His work has been quoted or mentioned in The New York Times, The Wall Street Journal, Los Angeles Times, The Washington Post, NBC News, Time, The New Yorker, HuffPost USA Today, Business Insider, Yahoo, AOL, MarketWatch, The Atlantic, Bloomberg, New York Post, Chicago Tribune, Forbes, The Guardian and many other major publications. McIntyre has been a guest on CNBC, the BBC and television and radio stations across the country.

A magna cum laude graduate of Harvard College, McIntyre also was president of The Harvard Advocate. Founded in 1866, the Advocate is the oldest college publication in the United States.

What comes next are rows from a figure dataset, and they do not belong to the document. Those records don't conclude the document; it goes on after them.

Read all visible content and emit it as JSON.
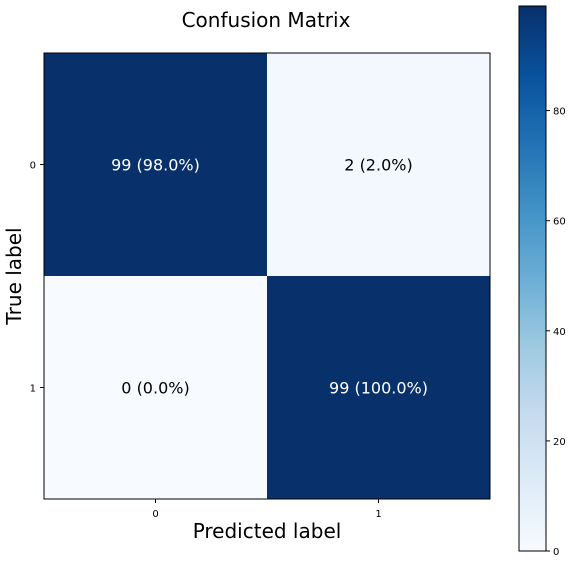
{
  "chart_data": {
    "type": "heatmap",
    "title": "Confusion Matrix",
    "xlabel": "Predicted label",
    "ylabel": "True label",
    "x_categories": [
      "0",
      "1"
    ],
    "y_categories": [
      "0",
      "1"
    ],
    "values": [
      [
        99,
        2
      ],
      [
        0,
        99
      ]
    ],
    "cell_labels": [
      [
        "99 (98.0%)",
        "2 (2.0%)"
      ],
      [
        "0 (0.0%)",
        "99 (100.0%)"
      ]
    ],
    "colormap": "Blues",
    "color_range": [
      0,
      99
    ],
    "colorbar": {
      "ticks": [
        0,
        20,
        40,
        60,
        80
      ],
      "tick_labels": [
        "0",
        "20",
        "40",
        "60",
        "80"
      ]
    }
  },
  "colors": {
    "cmap_low": "#f7fbff",
    "cmap_high": "#08306b",
    "text_on_dark": "#ffffff",
    "text_on_light": "#000000",
    "frame": "#000000"
  }
}
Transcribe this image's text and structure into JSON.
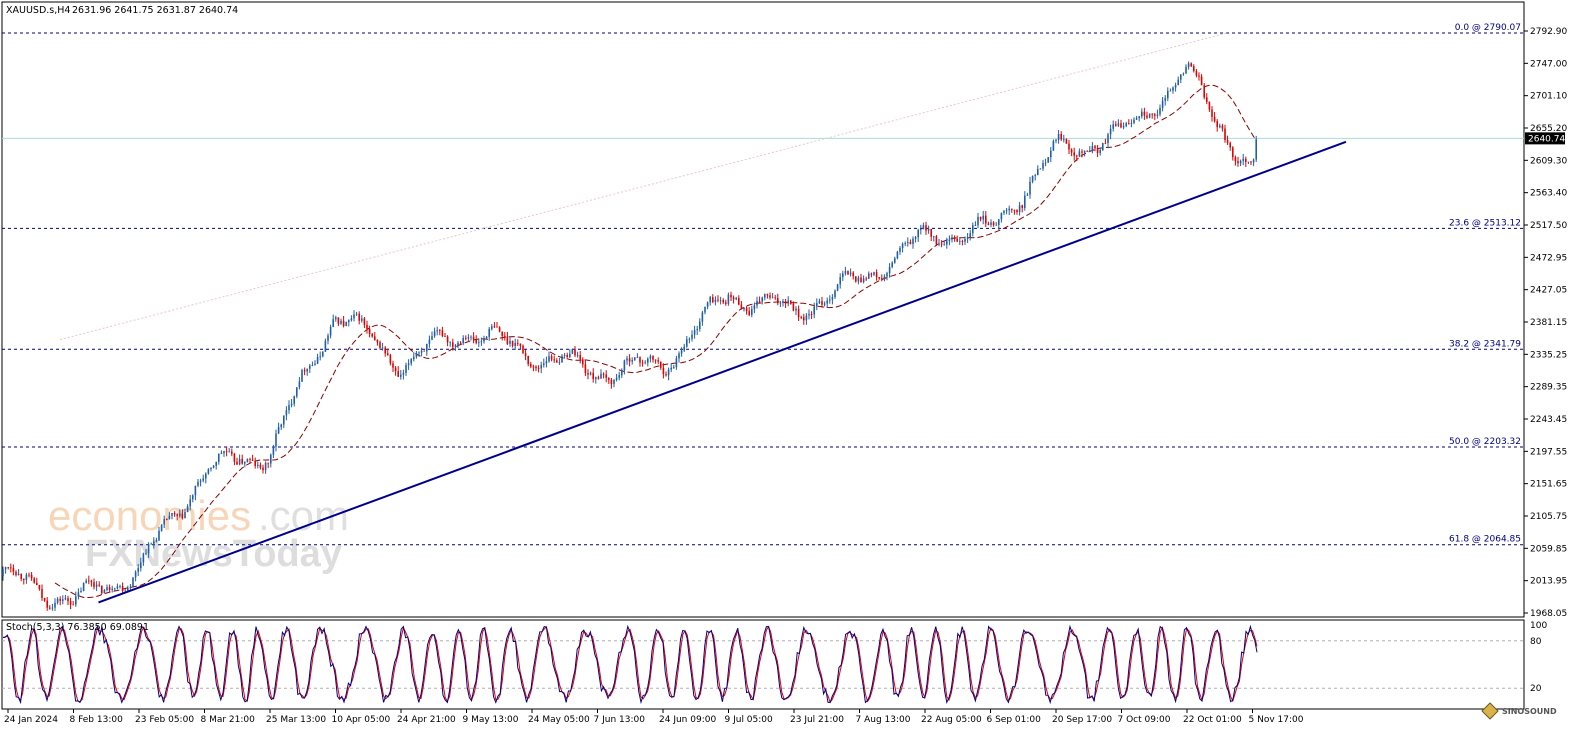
{
  "header": {
    "symbol": "XAUUSD.s,H4",
    "ohlc": "2631.96 2641.75 2631.87 2640.74"
  },
  "price_tag": "2640.74",
  "watermark": {
    "line1a": "economies",
    "line1b": ".com",
    "line2": "FXNewsToday"
  },
  "logo": {
    "text": "SINOSOUND"
  },
  "colors": {
    "bull": "#1f5fa8",
    "bear": "#e00000",
    "ma": "#8b0000",
    "trendline": "#00008b",
    "fib": "#000080",
    "hline": "#a8dcdc",
    "stoch_main": "#00008b",
    "stoch_signal": "#e00000"
  },
  "fib_levels": [
    {
      "label": "0.0 @ 2790.07",
      "price": 2790.07
    },
    {
      "label": "23.6 @ 2513.12",
      "price": 2513.12
    },
    {
      "label": "38.2 @ 2341.79",
      "price": 2341.79
    },
    {
      "label": "50.0 @ 2203.32",
      "price": 2203.32
    },
    {
      "label": "61.8 @ 2064.85",
      "price": 2064.85
    }
  ],
  "indicator": {
    "label": "Stoch(5,3,3) 76.3850 69.0891",
    "ticks": [
      "100",
      "80",
      "20"
    ],
    "levels": [
      100,
      80,
      20
    ]
  },
  "chart_data": {
    "type": "candlestick",
    "title": "",
    "ylim": [
      1968.05,
      2792.9
    ],
    "y_ticks": [
      "2792.90",
      "2747.00",
      "2701.10",
      "2655.20",
      "2609.30",
      "2563.40",
      "2517.50",
      "2472.95",
      "2427.05",
      "2381.15",
      "2335.25",
      "2289.35",
      "2243.45",
      "2197.55",
      "2151.65",
      "2105.75",
      "2059.85",
      "2013.95",
      "1968.05"
    ],
    "x_ticks": [
      "24 Jan 2024",
      "8 Feb 13:00",
      "23 Feb 05:00",
      "8 Mar 21:00",
      "25 Mar 13:00",
      "10 Apr 05:00",
      "24 Apr 21:00",
      "9 May 13:00",
      "24 May 05:00",
      "7 Jun 13:00",
      "24 Jun 09:00",
      "9 Jul 05:00",
      "23 Jul 21:00",
      "7 Aug 13:00",
      "22 Aug 05:00",
      "6 Sep 01:00",
      "20 Sep 17:00",
      "7 Oct 09:00",
      "22 Oct 01:00",
      "5 Nov 17:00"
    ],
    "last_price": 2640.74,
    "current_price_line": 2640.74,
    "trendline": [
      {
        "x": "8 Feb 13:00",
        "y": 1983
      },
      {
        "x": "5 Nov 17:00",
        "y": 2612
      }
    ],
    "path_anchors": [
      {
        "x": "24 Jan 2024",
        "y": 2020
      },
      {
        "x": "8 Feb 13:00",
        "y": 1984
      },
      {
        "x": "23 Feb 05:00",
        "y": 2030
      },
      {
        "x": "8 Mar 21:00",
        "y": 2170
      },
      {
        "x": "25 Mar 13:00",
        "y": 2195
      },
      {
        "x": "10 Apr 05:00",
        "y": 2395
      },
      {
        "x": "24 Apr 21:00",
        "y": 2320
      },
      {
        "x": "9 May 13:00",
        "y": 2370
      },
      {
        "x": "24 May 05:00",
        "y": 2335
      },
      {
        "x": "7 Jun 13:00",
        "y": 2310
      },
      {
        "x": "24 Jun 09:00",
        "y": 2320
      },
      {
        "x": "9 Jul 05:00",
        "y": 2420
      },
      {
        "x": "23 Jul 21:00",
        "y": 2395
      },
      {
        "x": "7 Aug 13:00",
        "y": 2440
      },
      {
        "x": "22 Aug 05:00",
        "y": 2500
      },
      {
        "x": "6 Sep 01:00",
        "y": 2510
      },
      {
        "x": "20 Sep 17:00",
        "y": 2625
      },
      {
        "x": "7 Oct 09:00",
        "y": 2645
      },
      {
        "x": "22 Oct 01:00",
        "y": 2735
      },
      {
        "x": "5 Nov 17:00",
        "y": 2590
      }
    ]
  }
}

TheStreet.com, Comps.com and Edgar Online are some of the public companies for which McIntyre served on the board of directors. He was a Vicinity Corporation board member when the company was sold to Microsoft in 2002. He served on the audit committees of some of these companies.

McIntyre has been the CEO of FutureSource, a provider of trading terminals and news to commodities and futures traders. He was president of Switchboard, the online phone directory company. He served as chairman and CEO of On2 Technologies, the video compression company that provided video compression software for Adobe’s Flash. Google bought On2 in 2009.